Today is Good Friday. As I posted before, I am somewhat intentional not providing an abundance of religious education in our home. We often miss church and Sunday school. We often go a day without talking about Jesus or God. This is less a sign of the commitment in my own heart, then a sign of my discomfort in feeding my kids the right, God, Jesus and The Bible answers to life’s deepest questions. I know what I don’t want to teach them, but haven’t exactly found a way to teach them what I want them to know.

Maybe, I’m just chicken and don’t want them to hate church later. I know I am fearful – fearful of over manipulating their souls to my own end. I did have them baptized. On their behalf, I chose the Christian faith for them. Having entrusted them to Jesus, I fear mucking it all up in my desire to control the outcome.

The best Sunday School answer I ever got came that Easter Sunday. One little boy was confident he knew the true story of Easter. He stood up on those worn out red carpeted steps and announced that Easter was the day that Jesus comes out of his cave to look for his shadow. Awesome.

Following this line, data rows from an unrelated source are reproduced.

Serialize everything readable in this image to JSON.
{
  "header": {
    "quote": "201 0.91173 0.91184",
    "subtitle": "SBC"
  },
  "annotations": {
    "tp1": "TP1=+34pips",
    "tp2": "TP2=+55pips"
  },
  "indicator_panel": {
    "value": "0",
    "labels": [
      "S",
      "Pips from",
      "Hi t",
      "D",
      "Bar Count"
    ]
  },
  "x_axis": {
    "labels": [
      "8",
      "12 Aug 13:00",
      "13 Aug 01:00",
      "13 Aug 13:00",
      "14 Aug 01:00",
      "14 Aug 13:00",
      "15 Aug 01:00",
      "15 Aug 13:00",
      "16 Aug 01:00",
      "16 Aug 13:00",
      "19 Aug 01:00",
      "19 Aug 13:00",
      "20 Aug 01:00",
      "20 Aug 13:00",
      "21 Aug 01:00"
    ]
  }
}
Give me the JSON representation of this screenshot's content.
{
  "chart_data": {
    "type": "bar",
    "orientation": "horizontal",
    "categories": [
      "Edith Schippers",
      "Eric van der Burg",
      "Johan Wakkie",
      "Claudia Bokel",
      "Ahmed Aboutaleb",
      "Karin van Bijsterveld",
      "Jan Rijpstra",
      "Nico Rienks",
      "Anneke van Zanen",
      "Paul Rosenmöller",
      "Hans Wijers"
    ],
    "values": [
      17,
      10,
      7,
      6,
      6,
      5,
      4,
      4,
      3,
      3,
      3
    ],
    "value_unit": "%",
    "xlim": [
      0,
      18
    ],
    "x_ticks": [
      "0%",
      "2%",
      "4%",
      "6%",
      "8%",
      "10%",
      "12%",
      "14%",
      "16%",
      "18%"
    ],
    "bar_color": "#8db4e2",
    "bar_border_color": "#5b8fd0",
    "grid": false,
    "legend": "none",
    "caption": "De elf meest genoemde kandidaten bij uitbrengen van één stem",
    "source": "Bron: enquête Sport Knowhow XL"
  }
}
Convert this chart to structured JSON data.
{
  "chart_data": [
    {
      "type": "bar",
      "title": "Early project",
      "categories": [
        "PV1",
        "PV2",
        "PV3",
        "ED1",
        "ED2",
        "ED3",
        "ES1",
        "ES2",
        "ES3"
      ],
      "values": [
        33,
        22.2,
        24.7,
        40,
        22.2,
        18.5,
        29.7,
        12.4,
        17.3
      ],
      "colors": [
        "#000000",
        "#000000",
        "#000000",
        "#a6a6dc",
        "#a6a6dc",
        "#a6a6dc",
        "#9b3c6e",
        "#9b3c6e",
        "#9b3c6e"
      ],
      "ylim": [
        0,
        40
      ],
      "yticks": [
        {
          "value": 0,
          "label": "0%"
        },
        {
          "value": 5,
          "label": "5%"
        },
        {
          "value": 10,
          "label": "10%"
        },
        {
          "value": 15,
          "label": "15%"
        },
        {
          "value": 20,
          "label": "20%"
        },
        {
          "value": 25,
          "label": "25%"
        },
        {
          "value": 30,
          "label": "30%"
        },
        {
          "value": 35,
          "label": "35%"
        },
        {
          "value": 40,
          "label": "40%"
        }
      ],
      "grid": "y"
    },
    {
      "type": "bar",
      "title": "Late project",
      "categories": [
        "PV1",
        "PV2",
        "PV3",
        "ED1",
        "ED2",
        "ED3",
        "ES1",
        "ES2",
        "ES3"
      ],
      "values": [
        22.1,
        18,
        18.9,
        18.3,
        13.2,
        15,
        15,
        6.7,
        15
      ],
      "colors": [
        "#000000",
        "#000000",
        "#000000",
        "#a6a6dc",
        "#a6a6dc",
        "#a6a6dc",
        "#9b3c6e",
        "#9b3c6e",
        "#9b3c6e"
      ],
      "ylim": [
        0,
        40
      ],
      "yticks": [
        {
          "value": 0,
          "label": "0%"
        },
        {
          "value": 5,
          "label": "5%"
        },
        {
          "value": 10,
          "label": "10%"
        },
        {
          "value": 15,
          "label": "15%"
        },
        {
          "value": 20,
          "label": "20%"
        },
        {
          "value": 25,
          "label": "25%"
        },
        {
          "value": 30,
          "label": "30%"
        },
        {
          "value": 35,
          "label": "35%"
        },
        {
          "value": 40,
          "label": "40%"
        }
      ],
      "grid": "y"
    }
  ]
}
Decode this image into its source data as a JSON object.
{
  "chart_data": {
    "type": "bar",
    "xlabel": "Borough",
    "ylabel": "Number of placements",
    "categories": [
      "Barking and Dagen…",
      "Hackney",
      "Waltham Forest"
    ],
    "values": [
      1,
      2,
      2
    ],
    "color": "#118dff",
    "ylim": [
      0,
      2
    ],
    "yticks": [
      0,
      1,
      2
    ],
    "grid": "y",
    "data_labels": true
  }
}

Spring is here;life is here. We rejoice in the season. Tomorrow I will cook a Seder for some family and friends, to honor and respect that part of my heritage that means so much to me. My kids will not eat the bitter herbs – or much else – but without them the honeyed carrots don’t mean that much to me. Without the darkness of the cave, we never know how bright the sunlight might be. So, good answer, little one. I hope you are still chasing sunlight in the shadows. I know I am.